Mr. Schwarz said in court documents that the Residential Tenancy Branch advised him he could not evict his tenant, since no conviction was associated with the property and there was no damage, or negative impact on other tenants.
He said he encouraged the RCMP to pursue criminal charges, and in April, 2013, met with his tenant, who assured him there would be no further problems. The third raid happened four days later.
In the meantime, the civil forfeiture office has come under intense scrutiny.
A B.C. Supreme Court judge this week approved an application from the office to dismiss the proceedings against Mr. Schwarz. No reason was provided.
Mr. Schwarz, in a brief interview, expressed relief the proceedings were over, but also frustration.
"I'm done with it, it's been 16 months," he said.

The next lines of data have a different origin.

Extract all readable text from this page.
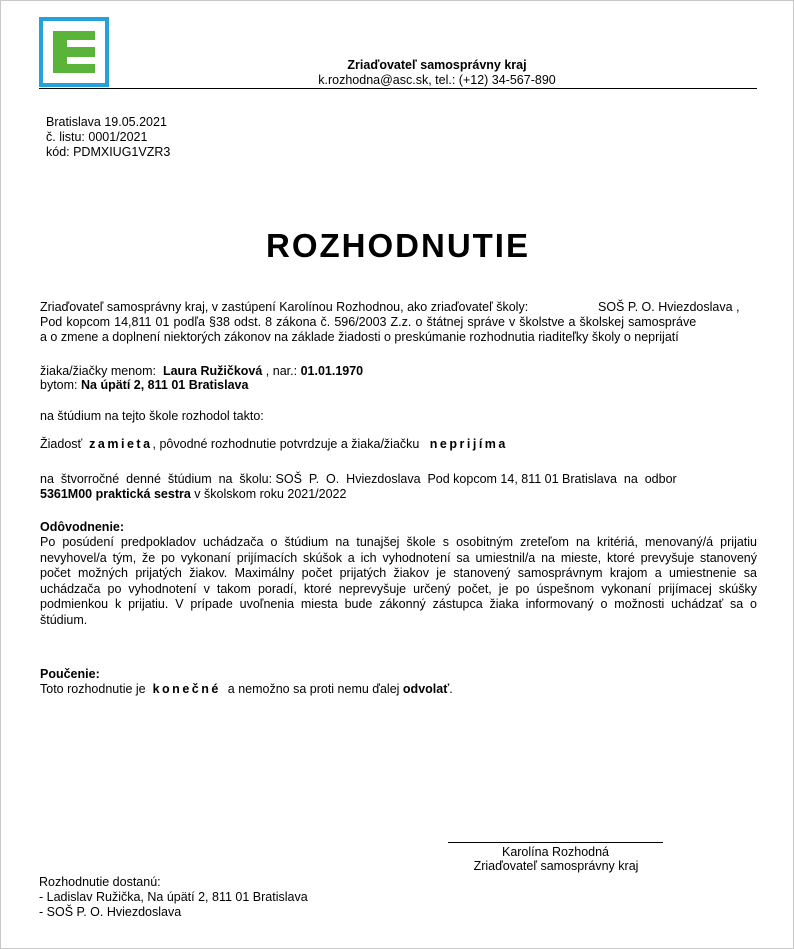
Zriaďovateľ samosprávny kraj
k.rozhodna@asc.sk, tel.: (+12) 34-567-890
Bratislava 19.05.2021
č. listu: 0001/2021
kód: PDMXIUG1VZR3
ROZHODNUTIE
Zriaďovateľ samosprávny kraj, v zastúpení Karolínou Rozhodnou, ako zriaďovateľ školy:	SOŠ P. O. Hviezdoslava ,
Pod kopcom 14,811 01 podľa §38 odst. 8 zákona č. 596/2003 Z.z. o štátnej správe v školstve a školskej samospráve
a o zmene a doplnení niektorých zákonov na základe žiadosti o preskúmanie rozhodnutia riaditeľky školy o neprijatí
žiaka/žiačky menom: Laura Ružičková , nar.: 01.01.1970
bytom: Na úpätí 2, 811 01 Bratislava
na štúdium na tejto škole rozhodol takto:
Žiadosť zamieta, pôvodné rozhodnutie potvrdzuje a žiaka/žiačku neprijíma
na  štvorročné  denné  štúdium  na  školu: SOŠ  P.  O.  Hviezdoslava  Pod kopcom 14, 811 01 Bratislava  na  odbor
5361M00 praktická sestra v školskom roku 2021/2022
Odôvodnenie:
Po posúdení predpokladov uchádzača o štúdium na tunajšej škole s osobitným zreteľom na kritériá, menovaný/á prijatiu nevyhovel/a tým, že po vykonaní prijímacích skúšok a ich vyhodnotení sa umiestnil/a na mieste, ktoré prevyšuje stanovený počet možných prijatých žiakov. Maximálny počet prijatých žiakov je stanovený samosprávnym krajom a umiestnenie sa uchádzača po vyhodnotení v takom poradí, ktoré neprevyšuje určený počet, je po úspešnom vykonaní prijímacej skúšky podmienkou k prijatiu. V prípade uvoľnenia miesta bude zákonný zástupca žiaka informovaný o možnosti uchádzať sa o štúdium.
Poučenie:
Toto rozhodnutie je konečné a nemožno sa proti nemu ďalej odvolať.
Karolína Rozhodná
Zriaďovateľ samosprávny kraj
Rozhodnutie dostanú:
- Ladislav Ružička, Na úpätí 2, 811 01 Bratislava
- SOŠ P. O. Hviezdoslava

Neither party was awarded costs. When asked about his legal fees, Mr. Schwarz would only say, "I had to retain counsel, let's put it that way. There's a cost to that."

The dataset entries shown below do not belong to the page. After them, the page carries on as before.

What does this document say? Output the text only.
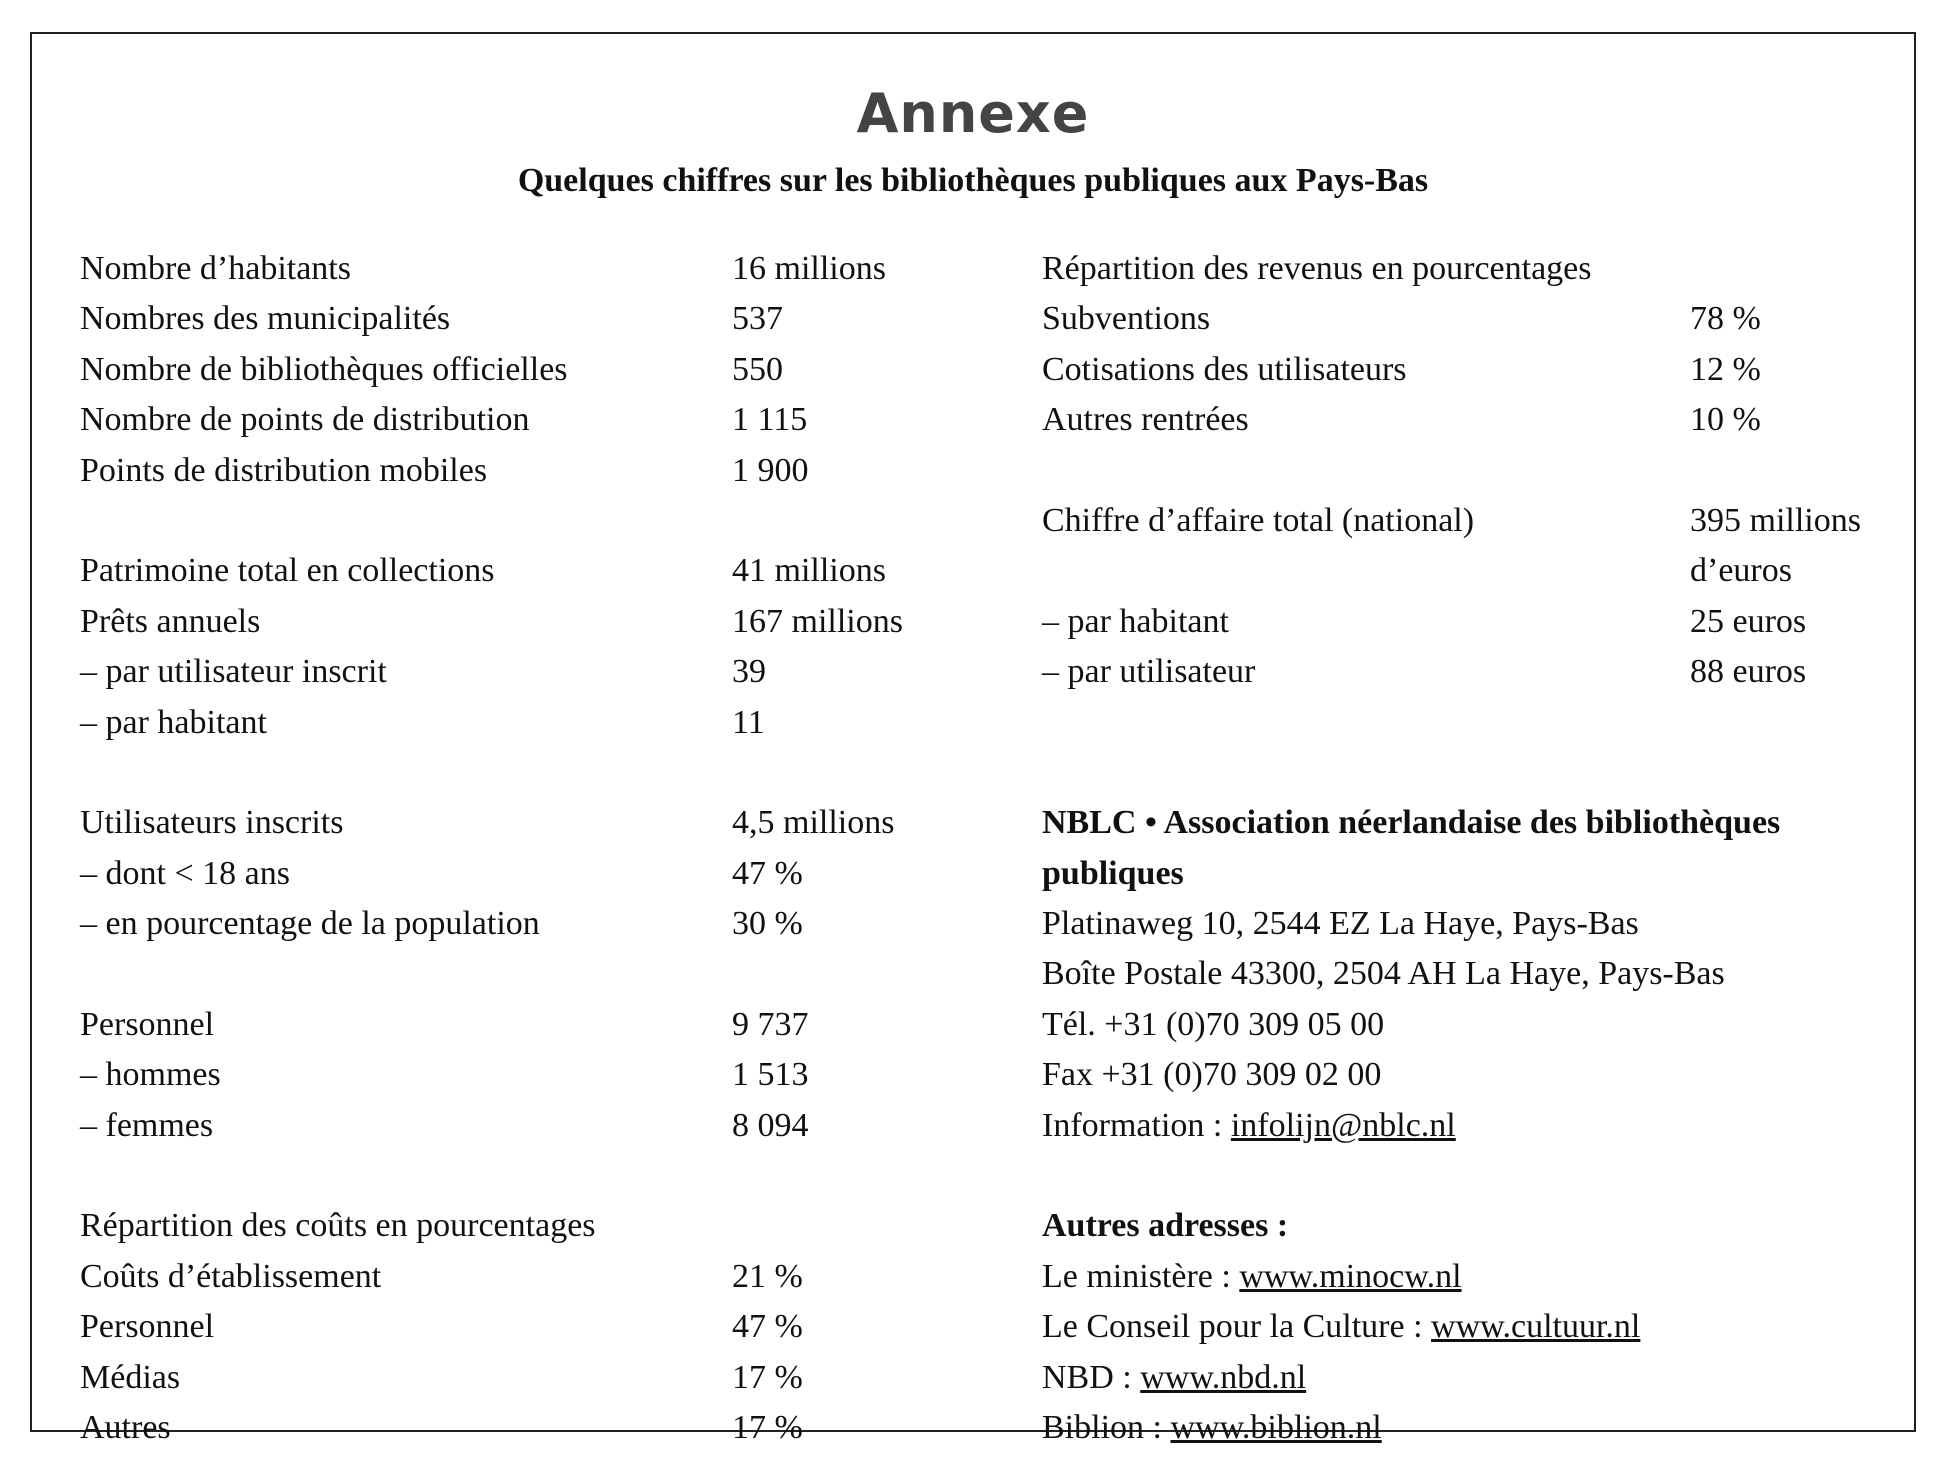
Annexe
Quelques chiffres sur les bibliothèques publiques aux Pays-Bas
Nombre d’habitants	16 millions
Nombres des municipalités	537
Nombre de bibliothèques officielles	550
Nombre de points de distribution	1 115
Points de distribution mobiles	1 900
Patrimoine total en collections	41 millions
Prêts annuels	167 millions
– par utilisateur inscrit	39
– par habitant	11
Utilisateurs inscrits	4,5 millions
– dont < 18 ans	47 %
– en pourcentage de la population	30 %
Personnel	9 737
– hommes	1 513
– femmes	8 094
Répartition des coûts en pourcentages
Coûts d’établissement	21 %
Personnel	47 %
Médias	17 %
Autres	17 %
Répartition des revenus en pourcentages
Subventions	78 %
Cotisations des utilisateurs	12 %
Autres rentrées	10 %
Chiffre d’affaire total (national)	395 millions
d’euros
– par habitant	25 euros
– par utilisateur	88 euros
NBLC • Association néerlandaise des bibliothèques
publiques
Platinaweg 10, 2544 EZ La Haye, Pays-Bas
Boîte Postale 43300, 2504 AH La Haye, Pays-Bas
Tél. +31 (0)70 309 05 00
Fax +31 (0)70 309 02 00
Information : infolijn@nblc.nl
Autres adresses :
Le ministère : www.minocw.nl
Le Conseil pour la Culture : www.cultuur.nl
NBD : www.nbd.nl
Biblion : www.biblion.nl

Jay Solomon, Mr. Schwarz's lawyer, said the Civil Forfeiture Office made a pragmatic decision to drop the case. He said he had recently had discussions with the lawyer for the agency, but would not go into detail.
"I think they've heard the criticism. I think they've listened and they're taking a bit of a different approach to these cases," he said in an interview.
A B.C. Ministry of Justice spokesperson, in an e-mail, said the case was settled with the consent of all parties.
The forfeiture office has seized about $52-million in property since it opened in 2006. The Ontario office has seized $45.6-million in property since 2003.
Micheal Vonn, policy director with the B.C. Civil Liberties Association, called the case outrageous.
"What exactly is the landlord supposed to do?" she asked.